The differential expression analysis was performed for each cancer project separately. Each project is divided into 3 equal groups according to the RT-MRa score. Then, we used the available expression data from the ICGC to examine which genes are expressed differently between the two extreme groups either by DEseq248 or by Wilcoxon rank-sum test26. The Wilcoxon test was performed on a preprocessed count matrix using the edgeR package49. The obtained P values of both methods were corrected for multiple hypotheses using FDR. In addition, for the DEseq2 results, we calculated an experimental FDR by randomizing the tumors in each group in each project, re-identifying differentially expressed genes and counting the number of genes that passed the FDR < 0.1 criteria in the randomized data.
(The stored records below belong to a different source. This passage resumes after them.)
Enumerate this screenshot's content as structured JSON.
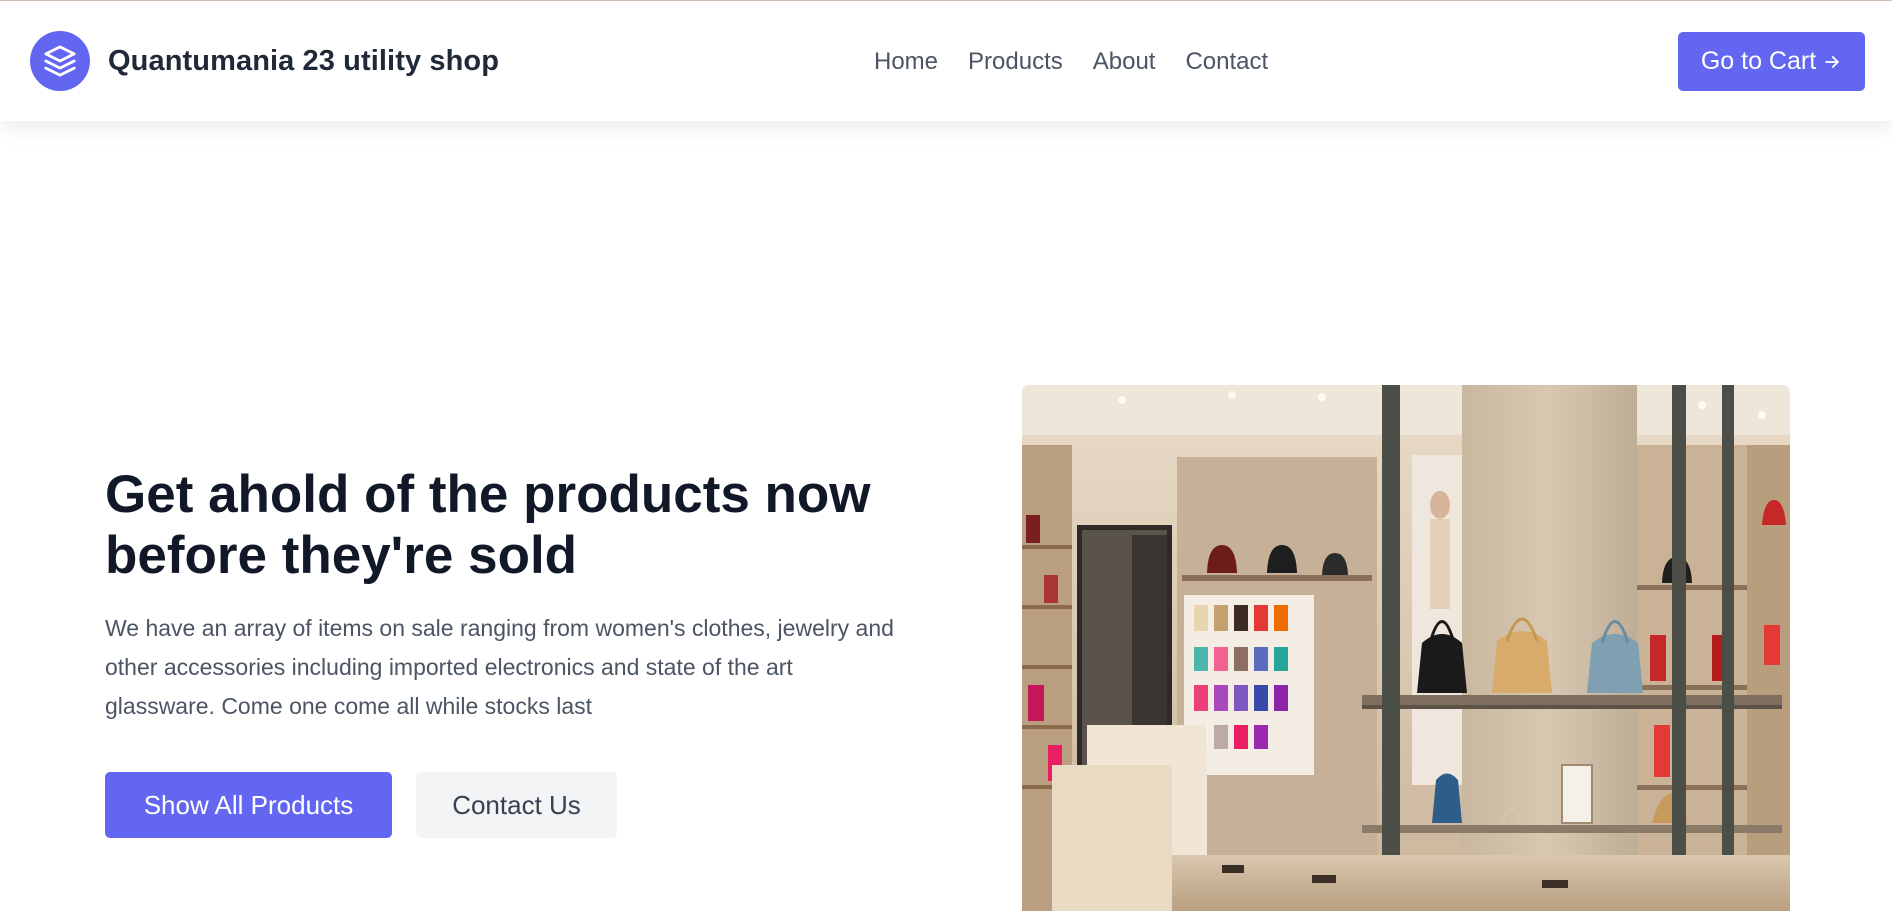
{
  "header": {
    "brand_name": "Quantumania 23 utility shop",
    "logo_icon": "stacked-layers-icon",
    "nav": [
      "Home",
      "Products",
      "About",
      "Contact"
    ],
    "cart_button": "Go to Cart",
    "cart_icon": "arrow-right-icon"
  },
  "hero": {
    "title": "Get ahold of the products now before they're sold",
    "description": "We have an array of items on sale ranging from women's clothes, jewelry and other accessories including imported electronics and state of the art glassware. Come one come all while stocks last",
    "primary_button": "Show All Products",
    "secondary_button": "Contact Us",
    "image": "boutique-interior-with-handbags-and-shoes"
  },
  "colors": {
    "accent": "#6366f1",
    "title_text": "#111827",
    "body_text": "#4b5563",
    "secondary_button_bg": "#f3f4f6"
  }
}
To examine the bias in the expression of immune-related genes in the weak RT-MRa group in multiple cancer types (Fig. 4C) we calculated the average expression of genes from immune-related GO terms (and from control GO terms) in the weak and strong RT-MRa groups. Then we calculated the percentage of projects with higher expression (logFC > 0) in the weak RT-MRa group. We performed the same analysis on the results of DESeq2 run on 2 random groups of tumors and performed a paired t-test on both lists. From this result we calculated the effect size using this formula: \(d = t\sqrt {\frac{{n_{1} + n_{2} }}{{n_{1} \cdot n_{2} }}}\)

GO annotation analysis

For each project we took the genes that were differentially expressed in one of the groups (strong or weak) separately and analyzed it for GO pathways enrichment using Metascape27. Using all human genes as the background. We limited our analyses to “GO Biological Processes (1148)”. We used the “Heatmap of enriched terms across input gene lists” from the result page. The identification of genes differentially expressed in multiple projects was done using the “Evidence.csv” file (Supplementary Tables S3, S5 and S7). The genes enriched in multiple projects were rerun in Metascape and used the “Heatmap of selected GO”. In addition, we provided the “FINAL_GO.csv” file (Supplementary Tables S4, S6 and S8).

Chromatin annotations

We downloaded chromatin annotation data from a recent publication50. Regions annotated as either “active” or “active2” were defined as active chromatin whereas the “inactive” regions were defined as inactive chromatin. For each tumor, the number of mutations in each of the two regions was counted. These counts were normalized for the region's sizes and the number of mutations per 1 Mb were kept. The Chromatin accessibility—MRa (“CA-MR association”) metric is

$$CA - MRa = \log_{2} \frac{{{\text{normalized mutation count }}\left( {{\mathbf{Inactive}}{\text{ regions}}} \right)}}{{{\text{normalized mutation count }}\left( {{\mathbf{Active}}{\text{ regions}}} \right){ }}}.$$

Finally, we calculated the correlation between RT-MRa and Chromatin-MRa across the tumors.

Statistics

Statistical analyses were performed using R version 4.1.2. For multiple comparisons, P values were corrected by FDR using the p.adjust(method = “BH"”) function in R. Plots were generated using ggplot2, ggpubr, and pheatmap R packages.